Software systems have become increasingly complex and dynamic. Observability has become a critical aspect of operational excellence. Observability enables teams to understand not just what is happening within their systems, but why—facilitating rapid debugging, optimisation, and decision-making.
A key aspect of enhancing observability is the efficient management of telemetry data: logs, metrics, and traces. Each of these "pillars" of observability presents unique challenges and opportunities for optimisation.
In this guide, I dive into metrics, focusing on their role in observability, the challenge of managing high-cardinality data, and strategies for efficiently handling that data without compromising insights.
What is a metric?
Metrics are numeric representations of data measured over intervals of time. Metrics combined with mathematical modelling surfaces insights into the behaviour of a system over time and into the future.
The role of cardinality
Cardinality refers to the uniqueness of data values in a set. In the context of databases, low cardinality means that a column has a lot of duplicate values. Low cardinality sets have some efficiency advantages - they compress well, and in columnar storage systems (OLAP), low-cardinality columns are often more efficient to run queries against.

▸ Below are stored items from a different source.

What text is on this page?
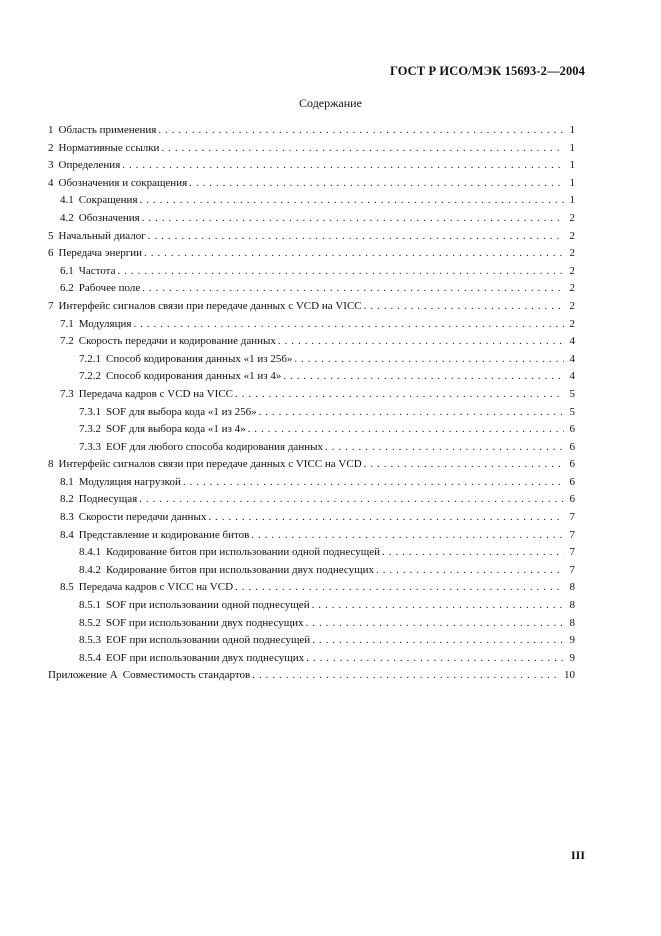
ГОСТ Р ИСО/МЭК 15693-2—2004
Содержание
1 Область применения . . .	1
2 Нормативные ссылки . . .	1
3 Определения . . .	1
4 Обозначения и сокращения . . .	1
4.1 Сокращения . . .	1
4.2 Обозначения . . .	2
5 Начальный диалог . . .	2
6 Передача энергии . . .	2
6.1 Частота . . .	2
6.2 Рабочее поле . . .	2
7 Интерфейс сигналов связи при передаче данных с VCD на VICC . . .	2
7.1 Модуляция . . .	2
7.2 Скорость передачи и кодирование данных . . .	4
7.2.1 Способ кодирования данных «1 из 256» . . .	4
7.2.2 Способ кодирования данных «1 из 4» . . .	4
7.3 Передача кадров с VCD на VICC . . .	5
7.3.1 SOF для выбора кода «1 из 256» . . .	5
7.3.2 SOF для выбора кода «1 из 4» . . .	6
7.3.3 EOF для любого способа кодирования данных . . .	6
8 Интерфейс сигналов связи при передаче данных с VICC на VCD . . .	6
8.1 Модуляция нагрузкой . . .	6
8.2 Поднесущая . . .	6
8.3 Скорости передачи данных . . .	7
8.4 Представление и кодирование битов . . .	7
8.4.1 Кодирование битов при использовании одной поднесущей . . .	7
8.4.2 Кодирование битов при использовании двух поднесущих . . .	7
8.5 Передача кадров с VICC на VCD . . .	8
8.5.1 SOF при использовании одной поднесущей . . .	8
8.5.2 SOF при использовании двух поднесущих . . .	8
8.5.3 EOF при использовании одной поднесущей . . .	9
8.5.4 EOF при использовании двух поднесущих . . .	9
Приложение A Совместимость стандартов . . .	10
III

High cardinality, then, is when a column contains many unique values. Common examples include a unique ID column or a timestamp column. Cardinality is an important concept in observability, because high-cardinality info is often the most useful for debugging and understanding systems. For example, it’s useful to aggregate and sort fields like user ID, request ID, container, hostname, etc. They allow for pinpoint accuracy, identifying needles in the haystack of your telemetry data.
But there are some inherent challenges with high cardinality data.
Metrics-based tooling systems typically have limits on the cardinality of any given dimension, particularly at scale. Most monitoring systems use some form of indexing to speed up data retrieval. High cardinality dimensions can overwhelm these indexes, making them less effective and slowing down lookups. Effective indexing is necessary for real-time monitoring and analysis, so maintaining manageable cardinality levels is essential for performance.
Storage and computing resources cost money. High cardinality data requires more of both, as it increases the volume of data stored and the computational power needed to process queries. By imposing cardinality limits, tooling systems help control costs and ensure that resource usage remains sustainable.
Limiting cardinality in your metrics backend
The simplest way to reduce the cardinality of your data is to filter out labels from your data. While this is a quick and easy change, it comes at the expense of reducing the richness of the data you collect. Another quick approach that doesn’t reduce visibility into your system is to extract a label (like the name of the microservice) and embed it in the name of the metric. For example, this metric:
user_action_event_count{
user_id: user-56789
session_id: session-12345
action_type: purchase
page_id: page-987
timestamp: 2023-03-17T12:34:56.789Z
service_name: service_name_a
value: 1
}
Can have its cardinality reduced by embedding the service name in the collected metric.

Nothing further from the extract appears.